Awalnya Sagara memang tidak mau berurusan dengan siapapun, namun saat terdengar pukulan diluar toilet. Ia refleks keluar bermaksud untuk membantu.

"Lo gapapa?" Tanyanya kepada seorang lelaki yang tidak ia kenali yang kemungkinan adalah adik kelasnya.

Anak itu mengangguk pelan.

"Lo mau gua laporin atau gimana?.." Tcap Sagara sambil menatap seorang anak kelas dua belas yang baru saja merundung adik kelas itu.

Sang kakak kelas tersenyum miring, "Aduh, takut nih di laporin." Ucapnya berlagak seolah ia benar-benar takut.

"Gausah berisik. Sagara. Gua tau lo, hidup sebagai anak pungut aja bangga." Ucapnya membuat Sagara terdiam.
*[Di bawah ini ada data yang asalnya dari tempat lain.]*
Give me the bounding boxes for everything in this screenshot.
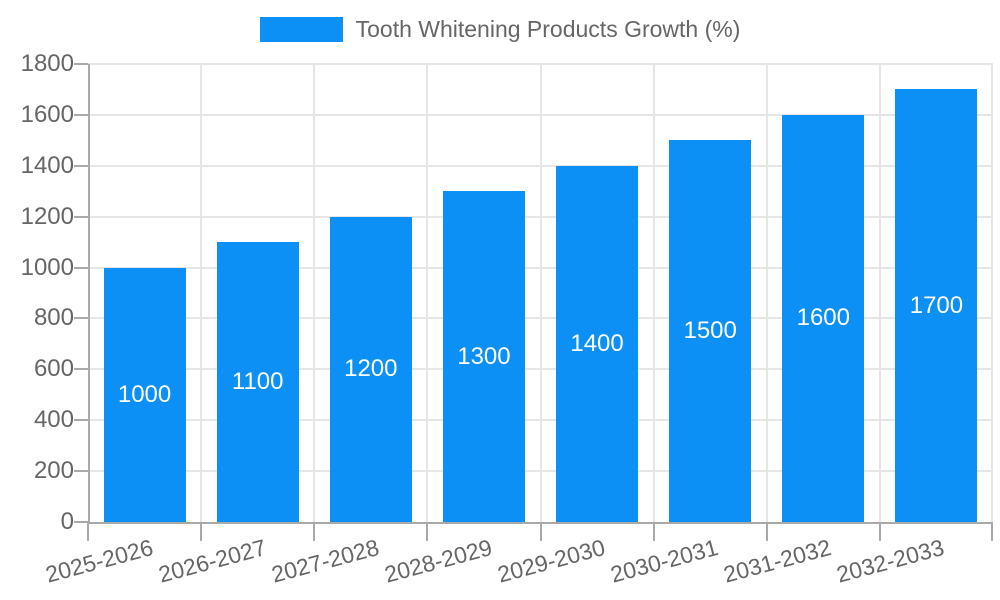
vertical-gridline [652, 64, 655, 522]
y-tick-label: 0 [60, 508, 74, 535]
y-axis-tick [74, 113, 88, 116]
y-axis-tick [74, 317, 88, 320]
vertical-gridline [878, 64, 881, 522]
vertical-gridline [765, 64, 768, 522]
x-axis-tick [652, 522, 655, 541]
x-tick-label: 2026-2027 [155, 534, 269, 588]
bar-value-label: 1200 [344, 355, 398, 383]
x-axis-tick [765, 522, 768, 541]
bar-2027-2028[interactable]: 1200 [329, 216, 412, 522]
legend-label: Tooth Whitening Products Growth (%) [355, 16, 741, 42]
y-axis-tick [74, 266, 88, 269]
y-tick-label: 1400 [20, 151, 74, 179]
vertical-gridline [200, 64, 203, 522]
bar-value-label: 1600 [796, 304, 850, 332]
y-tick-label: 200 [33, 457, 74, 485]
vertical-gridline [88, 64, 90, 522]
vertical-gridline [991, 64, 993, 522]
y-axis-tick [74, 521, 88, 523]
x-tick-label: 2029-2030 [494, 534, 608, 588]
x-axis-tick [200, 522, 203, 541]
x-tick-label: 2032-2033 [834, 534, 948, 588]
vertical-gridline [313, 64, 316, 522]
plot-area: 1000 1100 1200 1300 1400 1500 1600 1700 [74, 63, 993, 541]
x-tick-label: 2025-2026 [42, 534, 156, 588]
x-axis-tick [87, 522, 89, 541]
bar-2025-2026[interactable]: 1000 [103, 267, 186, 522]
y-axis-tick [74, 164, 88, 167]
x-axis-tick [539, 522, 542, 541]
vertical-gridline [539, 64, 542, 522]
bar-2028-2029[interactable]: 1300 [442, 191, 525, 522]
horizontal-gridline [88, 522, 993, 524]
bar-2029-2030[interactable]: 1400 [556, 165, 639, 522]
bar-2030-2031[interactable]: 1500 [669, 140, 752, 522]
y-tick-label: 1200 [20, 202, 74, 230]
x-axis-tick [426, 522, 429, 541]
y-tick-label: 1000 [20, 253, 74, 281]
x-tick-label: 2027-2028 [268, 534, 382, 588]
y-axis-tick [74, 215, 88, 218]
y-tick-label: 800 [33, 304, 74, 332]
bar-value-label: 1100 [231, 368, 284, 396]
bar-2032-2033[interactable]: 1700 [895, 89, 978, 522]
legend-color-swatch [259, 17, 343, 42]
y-tick-label: 1800 [20, 50, 74, 77]
bar-2031-2032[interactable]: 1600 [782, 114, 865, 522]
y-tick-label: 1600 [20, 100, 74, 128]
bar-2026-2027[interactable]: 1100 [216, 242, 299, 522]
y-tick-label: 400 [33, 406, 74, 434]
y-axis-tick [74, 419, 88, 422]
x-axis-tick [991, 522, 993, 541]
chart-legend[interactable]: Tooth Whitening Products Growth (%) [0, 16, 1000, 43]
y-axis-tick [74, 63, 88, 65]
y-axis-tick [74, 368, 88, 371]
y-axis-tick [74, 470, 88, 473]
bar-value-label: 1400 [570, 329, 624, 357]
bar-value-label: 1700 [909, 291, 964, 319]
bar-value-label: 1300 [457, 342, 511, 370]
bar-value-label: 1500 [683, 317, 737, 345]
y-tick-label: 600 [33, 355, 74, 383]
x-axis-tick [878, 522, 881, 541]
x-tick-label: 2028-2029 [381, 534, 495, 588]
x-tick-label: 2030-2031 [607, 534, 721, 588]
x-axis-tick [313, 522, 316, 541]
x-tick-label: 2031-2032 [721, 534, 835, 588]
bar-value-label: 1000 [117, 380, 172, 408]
vertical-gridline [426, 64, 429, 522]
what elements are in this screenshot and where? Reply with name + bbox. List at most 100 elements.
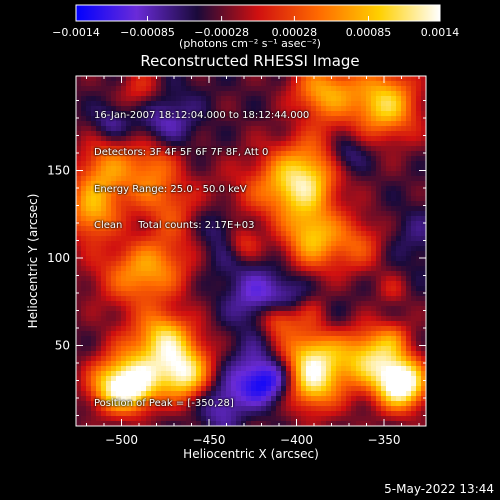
heatmap-cell xyxy=(171,176,177,182)
heatmap-cell xyxy=(411,246,417,252)
heatmap-cell xyxy=(316,176,322,182)
heatmap-cell xyxy=(336,391,342,397)
heatmap-cell xyxy=(326,116,332,122)
heatmap-cell xyxy=(266,276,272,282)
heatmap-cell xyxy=(331,186,337,192)
heatmap-cell xyxy=(116,211,122,217)
heatmap-cell xyxy=(221,86,227,92)
heatmap-cell xyxy=(86,206,92,212)
heatmap-cell xyxy=(81,401,87,407)
heatmap-cell xyxy=(136,146,142,152)
heatmap-cell xyxy=(156,306,162,312)
heatmap-cell xyxy=(136,221,142,227)
heatmap-cell xyxy=(86,286,92,292)
heatmap-cell xyxy=(271,411,277,417)
heatmap-cell xyxy=(176,381,182,387)
heatmap-cell xyxy=(356,386,362,392)
heatmap-cell xyxy=(156,371,162,377)
heatmap-cell xyxy=(366,91,372,97)
heatmap-cell xyxy=(411,356,417,362)
heatmap-cell xyxy=(171,141,177,147)
heatmap-cell xyxy=(236,401,242,407)
heatmap-cell xyxy=(271,101,277,107)
heatmap-cell xyxy=(146,106,152,112)
heatmap-cell xyxy=(376,121,382,127)
heatmap-cell xyxy=(186,76,192,82)
heatmap-cell xyxy=(331,156,337,162)
heatmap-cell xyxy=(106,156,112,162)
heatmap-cell xyxy=(361,106,367,112)
heatmap-cell xyxy=(106,251,112,257)
heatmap-cell xyxy=(101,91,107,97)
heatmap-cell xyxy=(226,91,232,97)
heatmap-cell xyxy=(401,311,407,317)
heatmap-cell xyxy=(371,96,377,102)
heatmap-cell xyxy=(151,321,157,327)
heatmap-cell xyxy=(421,206,426,212)
heatmap-cell xyxy=(361,241,367,247)
heatmap-cell xyxy=(146,386,152,392)
heatmap-cell xyxy=(341,101,347,107)
heatmap-cell xyxy=(386,286,392,292)
heatmap-cell xyxy=(86,121,92,127)
heatmap-cell xyxy=(216,256,222,262)
heatmap-cell xyxy=(136,121,142,127)
heatmap-cell xyxy=(151,211,157,217)
heatmap-cell xyxy=(111,351,117,357)
heatmap-cell xyxy=(381,116,387,122)
heatmap-cell xyxy=(351,81,357,87)
heatmap-cell xyxy=(336,131,342,137)
heatmap-cell xyxy=(191,126,197,132)
heatmap-cell xyxy=(206,391,212,397)
heatmap-cell xyxy=(191,366,197,372)
heatmap-cell xyxy=(311,406,317,412)
heatmap-cell xyxy=(341,86,347,92)
heatmap-cell xyxy=(111,176,117,182)
heatmap-cell xyxy=(126,96,132,102)
heatmap-cell xyxy=(211,381,217,387)
heatmap-cell xyxy=(166,346,172,352)
heatmap-cell xyxy=(341,391,347,397)
heatmap-cell xyxy=(171,226,177,232)
heatmap-cell xyxy=(396,171,402,177)
heatmap-cell xyxy=(316,201,322,207)
heatmap-cell xyxy=(326,211,332,217)
heatmap-cell xyxy=(396,226,402,232)
heatmap-cell xyxy=(241,206,247,212)
heatmap-cell xyxy=(206,91,212,97)
heatmap-cell xyxy=(336,166,342,172)
heatmap-cell xyxy=(356,186,362,192)
heatmap-cell xyxy=(206,156,212,162)
heatmap-cell xyxy=(141,261,147,267)
heatmap-cell xyxy=(116,111,122,117)
heatmap-cell xyxy=(151,346,157,352)
heatmap-cell xyxy=(271,256,277,262)
heatmap-cell xyxy=(346,166,352,172)
heatmap-cell xyxy=(266,291,272,297)
heatmap-cell xyxy=(381,136,387,142)
heatmap-cell xyxy=(146,166,152,172)
heatmap-cell xyxy=(196,391,202,397)
heatmap-cell xyxy=(246,151,252,157)
heatmap-cell xyxy=(96,91,102,97)
heatmap-cell xyxy=(91,321,97,327)
heatmap-cell xyxy=(126,306,132,312)
heatmap-cell xyxy=(236,361,242,367)
heatmap-cell xyxy=(326,206,332,212)
heatmap-cell xyxy=(131,116,137,122)
heatmap-cell xyxy=(76,376,82,382)
heatmap-cell xyxy=(126,191,132,197)
heatmap-cell xyxy=(206,311,212,317)
heatmap-cell xyxy=(296,186,302,192)
heatmap-cell xyxy=(101,201,107,207)
heatmap-cell xyxy=(366,86,372,92)
heatmap-cell xyxy=(96,111,102,117)
heatmap-cell xyxy=(81,206,87,212)
heatmap-cell xyxy=(116,101,122,107)
heatmap-cell xyxy=(306,376,312,382)
heatmap-cell xyxy=(131,296,137,302)
heatmap-cell xyxy=(191,406,197,412)
heatmap-cell xyxy=(306,171,312,177)
heatmap-cell xyxy=(256,276,262,282)
heatmap-cell xyxy=(256,151,262,157)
"Udah pungut, sekarang juga nempel terus sama anak kandung buat ambil hartanya ya? Kan sekarang orang tuanya udah gak ada." Lanjutnya lagi sambil tersenyum saat merasa Sagara termakan oleh ucapannya.
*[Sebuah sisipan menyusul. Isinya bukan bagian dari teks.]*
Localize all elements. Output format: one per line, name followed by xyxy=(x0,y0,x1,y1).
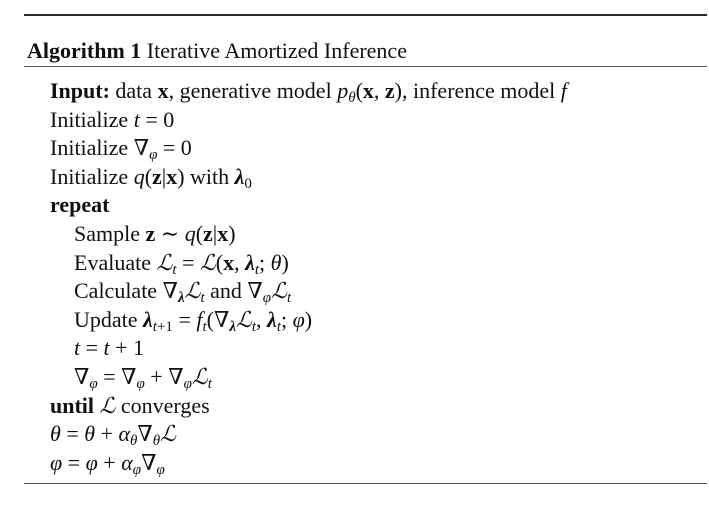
with-text: with xyxy=(190,163,230,189)
calculate-label: Calculate xyxy=(74,278,158,304)
sample-label: Sample xyxy=(74,220,140,246)
algo-line-input: Input: data x, generative model pθ(x, z)… xyxy=(50,78,567,106)
converges-text: converges xyxy=(120,392,210,418)
algo-line-update: Update λt+1 = ft(∇λℒt, λt; φ) xyxy=(74,306,313,335)
algorithm-title: Algorithm 1 Iterative Amortized Inferenc… xyxy=(27,38,407,64)
update-label: Update xyxy=(74,306,138,332)
repeat-keyword: repeat xyxy=(50,192,110,218)
algo-line-until: until ℒ converges xyxy=(50,392,210,419)
algo-line-evaluate: Evaluate ℒt = ℒ(x, λt; θ) xyxy=(74,249,289,278)
algo-line-init-t: Initialize t = 0 xyxy=(50,106,175,132)
algorithm-label: Algorithm 1 xyxy=(27,38,142,63)
algo-line-calculate: Calculate ∇λℒt and ∇φℒt xyxy=(74,278,292,307)
evaluate-label: Evaluate xyxy=(74,249,151,275)
algo-line-sample: Sample z ∼ q(z|x) xyxy=(74,220,236,246)
and-text: and xyxy=(210,278,242,304)
algo-line-increment: t = t + 1 xyxy=(74,335,145,361)
init-label: Initialize xyxy=(50,163,129,189)
algo-line-init-q: Initialize q(z|x) with λ0 xyxy=(50,163,252,192)
bottom-rule xyxy=(24,483,707,484)
algo-line-init-grad: Initialize ∇φ = 0 xyxy=(50,135,192,164)
algo-line-theta-update: θ = θ + αθ∇θℒ xyxy=(50,421,177,450)
algorithm-body: Input: data x, generative model pθ(x, z)… xyxy=(50,77,567,477)
input-text-data: data xyxy=(115,78,153,103)
input-keyword: Input: xyxy=(50,78,110,103)
algo-line-accumulate: ∇φ = ∇φ + ∇φℒt xyxy=(74,363,212,392)
input-text-generative: , generative model xyxy=(168,78,332,103)
algo-line-phi-update: φ = φ + αφ∇φ xyxy=(50,449,165,478)
until-keyword: until xyxy=(50,392,95,418)
algo-line-repeat: repeat xyxy=(50,191,567,220)
algorithm-name: Iterative Amortized Inference xyxy=(146,38,407,63)
top-rule xyxy=(24,14,707,16)
init-label: Initialize xyxy=(50,106,129,132)
input-text-inference: , inference model xyxy=(401,78,556,103)
title-rule xyxy=(24,66,707,67)
init-label: Initialize xyxy=(50,135,129,161)
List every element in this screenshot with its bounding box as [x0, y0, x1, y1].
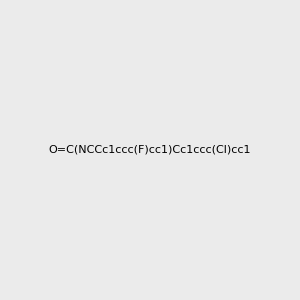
Text: O=C(NCCc1ccc(F)cc1)Cc1ccc(Cl)cc1: O=C(NCCc1ccc(F)cc1)Cc1ccc(Cl)cc1: [49, 145, 251, 155]
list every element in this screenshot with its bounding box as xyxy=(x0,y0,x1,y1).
"Gak ada hubungannya, lo yang ngebully orang sama gua sebagai anak pungut." Ujar Sagara pelan namun terdengar jelas olehnya.

Sagara menghirup nafas dalam-dalam berusaha untuk lebih tenang, "Gua masih jauh lebih baik sebagai anak pungut dibandingin sama lo yang kerjanya cuma ngebully orang." Lanjutnya.

"Rendahan banget. Lebih rendah dari tahta yang namanya sampah." Ucapnya kini membantu adik kelas itu untuk pergi dari sana meninggalkan si kakak kelas yang mengepalkan tangannya.

"Sagara.. Sagara..lumayan." Ucapnya sambil tersenyum tipis.